BRWD is responsible for clean drinking water. In the late 1880s, a regional water system was formed following an epic fire which burned down a significant portion of downtown Boothbay Harbor. Later, a secondary purpose was introduced. The system began eliminating pathogens which led to water borne diseases such as typhoid. Operations Manager Jon Ziegra explained to association members how BRWD provides clean drinking water to Boothbay, Boothbay Harbor and Southport.
The process includes pumping water out of Knickerbocker Lake and Adams Pond, running it through a filtration system which is ultimately sent to the faucets of local homes, businesses and schools. He introduced three district employees responsible for distributing a high quality drinking water supply. Dale Harmon leads a distribution crew which maintains 104 miles of water main. John Orne is the treatment plant operator who separates pollutants from Adams Pond and Knickerbocker Lake before the water flows to local faucets. And the team’s newest member is Watershed Program Manager Sue Mello. She joined in 2014. She is responsible for lake monitoring, community education and grant writing.

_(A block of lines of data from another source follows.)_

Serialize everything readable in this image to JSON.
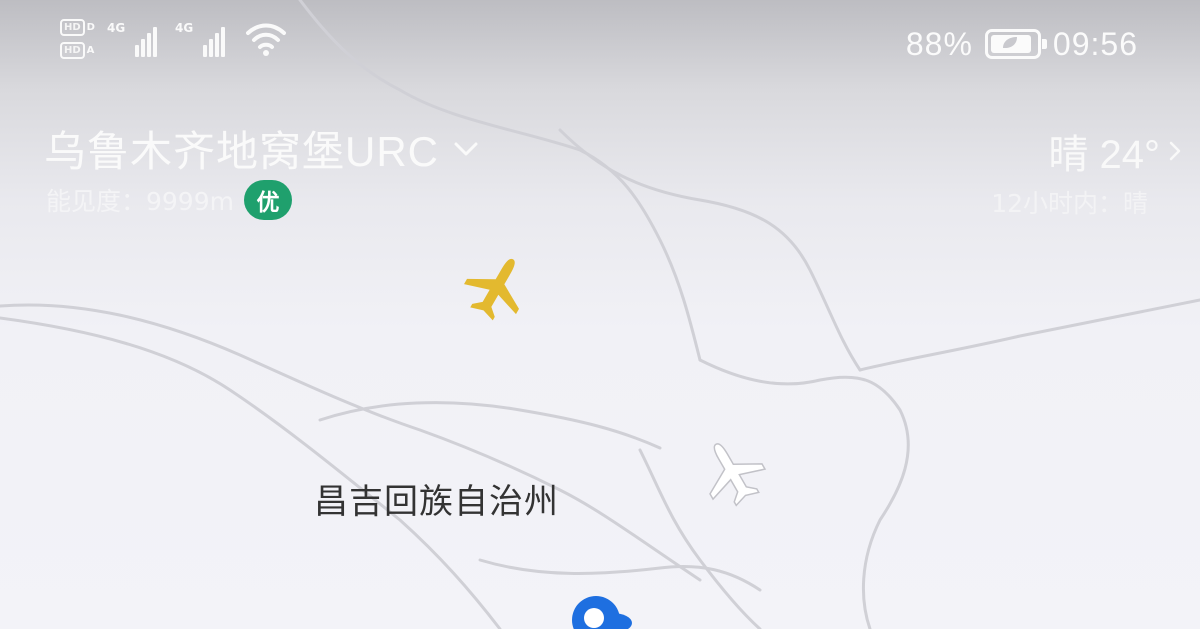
{
  "status_bar": {
    "hd_labels": [
      "HD",
      "HD"
    ],
    "network_1": "4G",
    "network_2": "4G",
    "battery_percent": "88%",
    "time": "09:56"
  },
  "header": {
    "airport_name": "乌鲁木齐地窝堡URC",
    "visibility": "能见度：9999m",
    "air_quality": "优",
    "weather_now": "晴 24°",
    "forecast": "12小时内：晴"
  },
  "map": {
    "region_label": "昌吉回族自治州",
    "colors": {
      "selected_plane": "#e3b92f",
      "other_plane": "#ffffff",
      "location_marker": "#1e6fe0",
      "aqi_good": "#1fa06d"
    }
  }
}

BRWD has a $3.35 million annual budget. “We are a non-profit. We spend everything on the plant operation,” Ziegra said. “We spend a lot of time monitoring the lakes. We hire top consultants and study the watershed to see what threatens it.”
Scott discussed his research studying Maine’s lakes and ponds which includes Adams Pond and Knickerbocker Lake. Maine Society’s LakeSmart program director Maggie Shannon discussed ways communities and residents could better safeguard local water sources from contaminants. All three speakers agreed conservation was the best protection against allowing pollutants, like phosphorus, into local water sources. Phosphorus provides for a massive algae bloom growth. Algae blooms is a blue-green algae which potentially contains toxins. It can cause fish kills, foul up nearby coastlines and produce conditions dangerous to aquatic and human life.

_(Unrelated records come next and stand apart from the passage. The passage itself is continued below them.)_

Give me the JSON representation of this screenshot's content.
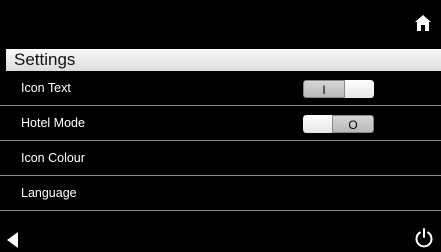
{
  "top_bar": {
    "home_icon": "home-icon"
  },
  "header": {
    "title": "Settings"
  },
  "settings": {
    "items": [
      {
        "label": "Icon Text",
        "toggle_text": "I",
        "toggle_state": "on"
      },
      {
        "label": "Hotel Mode",
        "toggle_text": "O",
        "toggle_state": "off"
      },
      {
        "label": "Icon Colour"
      },
      {
        "label": "Language"
      }
    ]
  },
  "bottom_bar": {
    "back_icon": "back-arrow-icon",
    "power_icon": "power-icon"
  },
  "colors": {
    "background": "#000000",
    "header_bg": "#ececec",
    "toggle_bg": "#c8c8c8",
    "divider": "#8a8a8a"
  }
}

Shannon reported Maine’s lakes and ponds create $4 billion of recreation revenue annually for the state. “Lakes and ponds were pristine for 10,000 years being protected by Mother Nature. We have a big impact on what goes into the lake. A small cut of vegetation makes a huge difference in allowing pollutants to contaminate our water. A lot more comes in a developed watershed than an undeveloped one,” she said.
BRWD recently received approval from the Maine Public Utilities Commission to create a fund to buy conservation land. The district receives donations and buys land around the watershed. The two local water sources are similar, but have a few differences. Adams Pond serves as the region’s main drinking water source producing 184 million gallons per year. Knickerbocker Lake is the secondary source. For 13 years, Knickerbocker has produced 50 million gallons per year and is used in July and August as an alternate source. Knickerbocker Lake is used for recreation. Swimming and small motor boats are allowed. Adams Pond doesn’t allow swimming, but it does allow paddle boats.